“Medicare spending jumps 27 percent when patients leave Medicare Advantage plans,” by Donna Shryer, McKnights LTC News
“A new study found that Medicare beneficiaries who leave Medicare Advantage (MA) plans incur significantly higher healthcare costs after switching to traditional Medicare, with nursing facility care contributing the most to the increased spending. The analysis, released by KFF on December 6, found that Medicare spent 27% more — an average of $2,585 per person — for beneficiaries who disenrolled from MA plans compared to those continuously enrolled in traditional Medicare during 2022. Skilled nursing facility spending accounted for 34% of this cost difference … The most pronounced spending difference appeared among dual-eligible beneficiaries – those qualifying for both Medicare and full Medicaid benefits.

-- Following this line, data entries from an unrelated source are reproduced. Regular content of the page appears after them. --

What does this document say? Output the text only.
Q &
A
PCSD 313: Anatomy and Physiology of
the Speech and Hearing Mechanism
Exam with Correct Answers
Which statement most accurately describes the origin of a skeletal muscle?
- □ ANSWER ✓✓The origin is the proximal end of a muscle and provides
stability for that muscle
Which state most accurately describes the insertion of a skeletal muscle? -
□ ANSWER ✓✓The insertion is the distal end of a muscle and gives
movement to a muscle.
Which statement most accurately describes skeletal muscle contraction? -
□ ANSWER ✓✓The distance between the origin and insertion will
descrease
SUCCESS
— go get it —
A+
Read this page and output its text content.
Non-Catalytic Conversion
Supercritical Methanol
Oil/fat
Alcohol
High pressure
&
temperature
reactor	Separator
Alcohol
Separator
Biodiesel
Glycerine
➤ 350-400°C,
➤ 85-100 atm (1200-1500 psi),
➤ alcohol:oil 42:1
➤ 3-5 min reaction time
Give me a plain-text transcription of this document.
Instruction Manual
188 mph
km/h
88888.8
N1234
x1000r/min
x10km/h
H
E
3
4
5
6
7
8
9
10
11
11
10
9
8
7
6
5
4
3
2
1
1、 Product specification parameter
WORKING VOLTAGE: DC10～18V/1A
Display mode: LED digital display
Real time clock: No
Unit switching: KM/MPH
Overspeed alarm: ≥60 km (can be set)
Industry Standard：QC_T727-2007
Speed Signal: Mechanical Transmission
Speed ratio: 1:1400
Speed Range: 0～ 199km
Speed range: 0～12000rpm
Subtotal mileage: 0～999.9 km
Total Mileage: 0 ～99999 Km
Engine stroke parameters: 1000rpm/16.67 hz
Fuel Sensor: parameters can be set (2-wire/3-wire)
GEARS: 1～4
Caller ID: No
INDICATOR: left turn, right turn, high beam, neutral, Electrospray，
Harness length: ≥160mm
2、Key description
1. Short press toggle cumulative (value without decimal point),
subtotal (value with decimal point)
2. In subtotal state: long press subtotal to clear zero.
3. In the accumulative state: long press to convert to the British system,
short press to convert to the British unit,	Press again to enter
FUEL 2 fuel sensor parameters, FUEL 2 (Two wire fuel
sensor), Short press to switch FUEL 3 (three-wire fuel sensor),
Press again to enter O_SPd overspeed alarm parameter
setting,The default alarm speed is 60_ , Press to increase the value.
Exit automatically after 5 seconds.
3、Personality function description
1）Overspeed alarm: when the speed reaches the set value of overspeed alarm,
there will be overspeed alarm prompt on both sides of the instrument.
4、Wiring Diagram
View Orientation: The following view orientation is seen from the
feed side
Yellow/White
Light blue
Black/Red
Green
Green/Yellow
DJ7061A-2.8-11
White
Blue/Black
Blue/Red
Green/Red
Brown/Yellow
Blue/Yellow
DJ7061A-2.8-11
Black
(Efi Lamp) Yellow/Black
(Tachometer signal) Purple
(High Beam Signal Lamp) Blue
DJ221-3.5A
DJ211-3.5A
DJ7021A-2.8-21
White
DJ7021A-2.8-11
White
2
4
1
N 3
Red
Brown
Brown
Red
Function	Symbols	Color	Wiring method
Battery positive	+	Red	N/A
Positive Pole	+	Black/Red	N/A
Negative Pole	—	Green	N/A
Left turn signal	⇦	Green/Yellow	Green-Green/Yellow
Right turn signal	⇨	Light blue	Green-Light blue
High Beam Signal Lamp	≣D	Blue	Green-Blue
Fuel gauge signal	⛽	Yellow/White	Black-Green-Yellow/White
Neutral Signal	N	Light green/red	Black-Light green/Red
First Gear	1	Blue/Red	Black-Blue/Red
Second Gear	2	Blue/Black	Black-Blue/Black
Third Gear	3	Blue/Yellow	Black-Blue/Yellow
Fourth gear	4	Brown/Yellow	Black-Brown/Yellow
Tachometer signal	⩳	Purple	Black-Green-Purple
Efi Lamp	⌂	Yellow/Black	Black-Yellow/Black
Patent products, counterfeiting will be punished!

In this group, those who left MA plans had spending levels 61% higher than their counterparts in traditional Medicare.”
LTC Comment, Stephen A. Moses, President, Center for Long-Term Care Reform:
What this proves is that people respond to incentives created by public policy interventions that have unintended consequences. MA plans are attractive until people need nursing home care; then they’re more restrictive. So beneficiaries who need nursing homes, especially dual eligibles, switch predictably to traditional Medicare. Central planning by government always creates such predicaments.